Despite these developments, large-scale industrial production of house crickets remains challenging. In North America, Aspire Food Group opened the world’s largest cricket processing facility in London, Ontario, in 2022 with a capacity of 13 million kilograms annually. However, despite government support, the company faced financial difficulties and had to sell its assets in 2025 due to high debt, illustrating some of the economic and logistical challenges of scaling insect farming for human consumption.

=== Nutritional value ===
House crickets are an incomplete protein source, deficient in tryptophan and lysine.

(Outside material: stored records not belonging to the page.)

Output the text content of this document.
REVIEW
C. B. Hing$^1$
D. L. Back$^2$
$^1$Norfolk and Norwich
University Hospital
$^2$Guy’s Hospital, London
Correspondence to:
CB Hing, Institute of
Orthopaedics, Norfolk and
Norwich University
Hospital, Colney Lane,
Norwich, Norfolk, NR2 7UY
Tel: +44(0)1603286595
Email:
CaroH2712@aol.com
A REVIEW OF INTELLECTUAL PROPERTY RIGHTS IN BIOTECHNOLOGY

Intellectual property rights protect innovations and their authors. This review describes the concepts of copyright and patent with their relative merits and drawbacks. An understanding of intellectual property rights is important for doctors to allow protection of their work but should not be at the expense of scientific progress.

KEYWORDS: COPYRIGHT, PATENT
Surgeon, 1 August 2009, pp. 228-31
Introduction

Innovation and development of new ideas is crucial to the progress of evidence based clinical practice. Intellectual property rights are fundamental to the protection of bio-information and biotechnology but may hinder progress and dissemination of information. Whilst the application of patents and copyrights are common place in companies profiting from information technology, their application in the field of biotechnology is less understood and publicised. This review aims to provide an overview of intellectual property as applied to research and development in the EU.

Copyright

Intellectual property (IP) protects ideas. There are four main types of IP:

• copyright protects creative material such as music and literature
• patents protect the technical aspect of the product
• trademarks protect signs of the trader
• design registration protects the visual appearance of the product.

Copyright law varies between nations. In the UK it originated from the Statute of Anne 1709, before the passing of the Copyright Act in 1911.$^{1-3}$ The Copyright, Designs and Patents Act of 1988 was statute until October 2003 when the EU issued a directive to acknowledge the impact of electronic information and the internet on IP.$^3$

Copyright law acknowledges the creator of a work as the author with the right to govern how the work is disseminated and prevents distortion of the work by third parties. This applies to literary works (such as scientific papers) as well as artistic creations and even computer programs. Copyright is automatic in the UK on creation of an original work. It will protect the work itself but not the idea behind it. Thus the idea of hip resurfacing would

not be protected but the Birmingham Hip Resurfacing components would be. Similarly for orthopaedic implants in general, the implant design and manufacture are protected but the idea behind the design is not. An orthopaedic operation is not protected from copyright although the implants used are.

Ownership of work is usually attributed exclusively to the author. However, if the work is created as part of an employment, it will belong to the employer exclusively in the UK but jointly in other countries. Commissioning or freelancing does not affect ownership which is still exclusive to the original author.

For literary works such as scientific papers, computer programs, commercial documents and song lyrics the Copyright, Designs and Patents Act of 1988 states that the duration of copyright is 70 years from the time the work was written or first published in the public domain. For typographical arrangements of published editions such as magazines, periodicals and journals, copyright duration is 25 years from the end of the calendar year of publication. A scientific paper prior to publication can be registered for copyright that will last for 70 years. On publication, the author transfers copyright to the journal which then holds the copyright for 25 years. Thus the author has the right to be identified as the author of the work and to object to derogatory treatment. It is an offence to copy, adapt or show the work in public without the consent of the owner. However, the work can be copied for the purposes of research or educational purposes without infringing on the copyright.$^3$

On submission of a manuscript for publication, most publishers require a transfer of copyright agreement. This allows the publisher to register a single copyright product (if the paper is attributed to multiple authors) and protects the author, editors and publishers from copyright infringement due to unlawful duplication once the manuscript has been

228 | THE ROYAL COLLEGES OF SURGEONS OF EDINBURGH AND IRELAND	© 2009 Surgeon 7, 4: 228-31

They contain both omega-3 and omega-6 fatty acids.

Despite their nutritional value, insects such as house crickets are not widely accepted as food in Western countries. Surveys have found that while many people are willing to try plant-based meat substitutes, only a small proportion would consider eating insects.

Nutrition information^{[medical citation needed]}
Serving size: 1 1/2 cup (30g)
Quantity per serving
| Calories | 150 |  |
| Total fat | 6 | g |
| Saturated fat | 2.3 | g |
| Trans fat | 0.05 | g |
| Cholesterol | 50 | mg |
| Sodium | 100 | mg |
| Total carbohydrate | 6 | g |
| Dietary fiber | 6 | g |
| Protein | 18 | g |
| Vitamin D | 0.22 |  |
| Vitamin B12 | 0.86 | μg |
| Calcium | 38.5 | mg |
| Iron | 1.6 | mg |
| Potassium | 273 | mg |

== Genome ==
A chromosome-level genome assembly of Acheta domesticus was reported in 2023, providing the first high-quality genomic resource for this species. The assembled genome provides a reference for studies of insect development, physiology, and the use of crickets as sustainable food and feed.

Earlier transcriptomic analyses across life stages supported gene discovery and functional annotation in A. domesticus, enabling investigations of metabolism, immunity, and growth.